Scott Espesth
Selected works from the Flat Files curated by Jacqueline Skaggs
Scott Espeseth
Artist Statement
My recent series of drawings are idiosyncratic, intimately scaled images derived from personal memories, boyhood fantasies, and the visual environment of my home in the upper mid-west. Carefully drawn in graphite or silverpoint, they are modest in scale, often not much larger than a credit card. Despite their size, they are vivid and dense with information, giving the impression of vast worlds compressed into a tiny field of vision. Through the filter of memory, a sense of unease emerges. Distant storms and contrails mark hazy summer skies, and an eerie stillness permeates. Objects are veiled or covered with drapery, then sometimes revealed and other times left mysterious. Alluding to fears just below the surface, or to the incompleteness of recall, the drapes become shrouds for lost memories.
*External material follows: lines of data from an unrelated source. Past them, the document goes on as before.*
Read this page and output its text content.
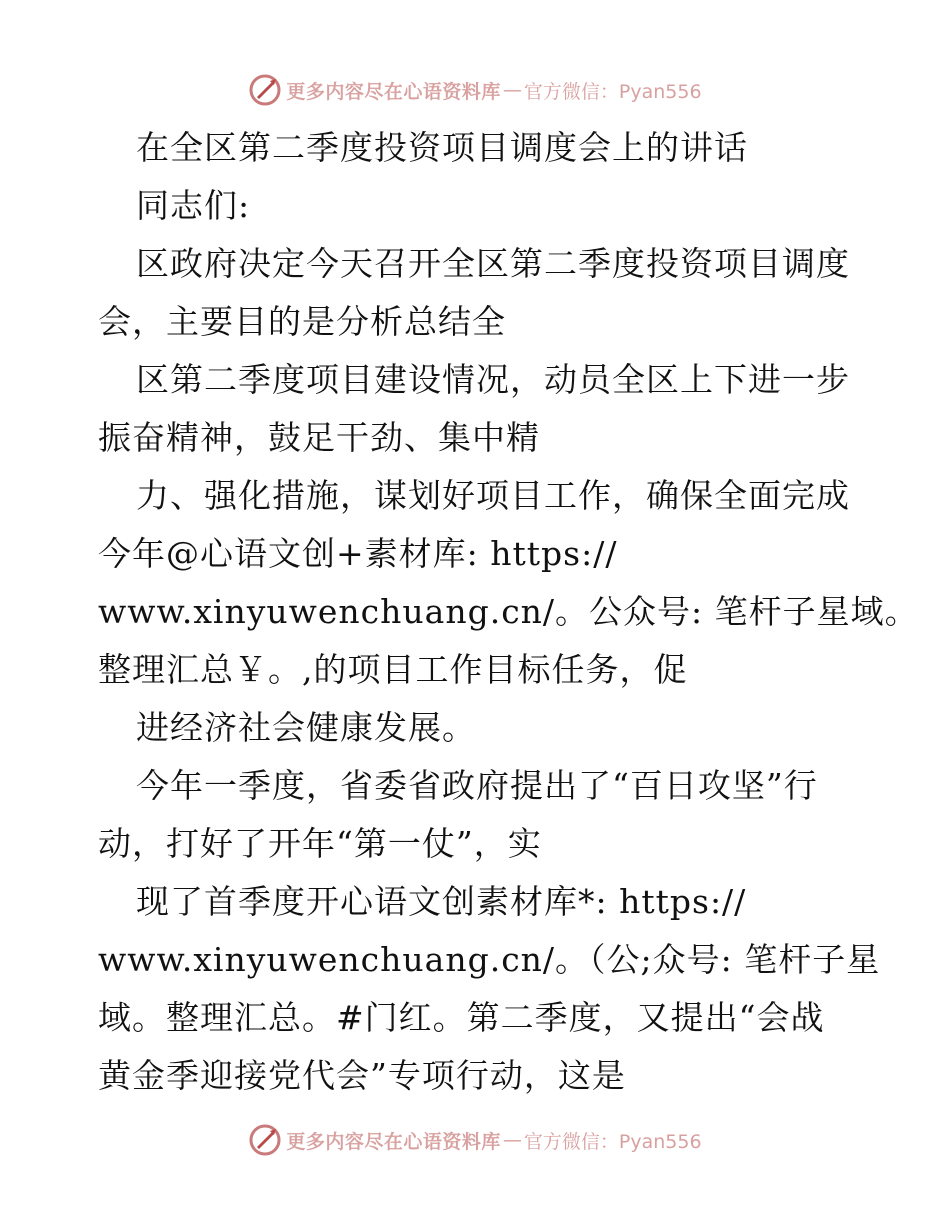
更多内容尽在心语资料库 — 官方微信：Pyan556
在全区第二季度投资项目调度会上的讲话
同志们:
区政府决定今天召开全区第二季度投资项目调度
会，主要目的是分析总结全
区第二季度项目建设情况，动员全区上下进一步
振奋精神，鼓足干劲、集中精
力、强化措施，谋划好项目工作，确保全面完成
今年@心语文创+素材库: https://
www.xinyuwenchuang.cn/。公众号: 笔杆子星域。
整理汇总￥。,的项目工作目标任务，促
进经济社会健康发展。
今年一季度，省委省政府提出了“百日攻坚”行
动，打好了开年“第一仗”，实
现了首季度开心语文创素材库*: https://
www.xinyuwenchuang.cn/。（公;众号: 笔杆子星
域。整理汇总。#门红。第二季度，又提出“会战
黄金季迎接党代会”专项行动，这是
更多内容尽在心语资料库 — 官方微信：Pyan556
Drawing drapery in silverpoint opens a dialog with the work of old masters that intersects with the contemporary imagery of swimming pools, backyards, and median strips, in a vain attempt to connect these spaces and memories with something more timeless and permanent. The images are frozen, but seem fragile and transient, just barley stained into the surface of the paper. Silverpoints slowly change over time, alternately fading and returning depending on their stage of chemical transformation. These images speak to the transience of life, culture, and memory, and the underlying anxiety of our impermanent situation.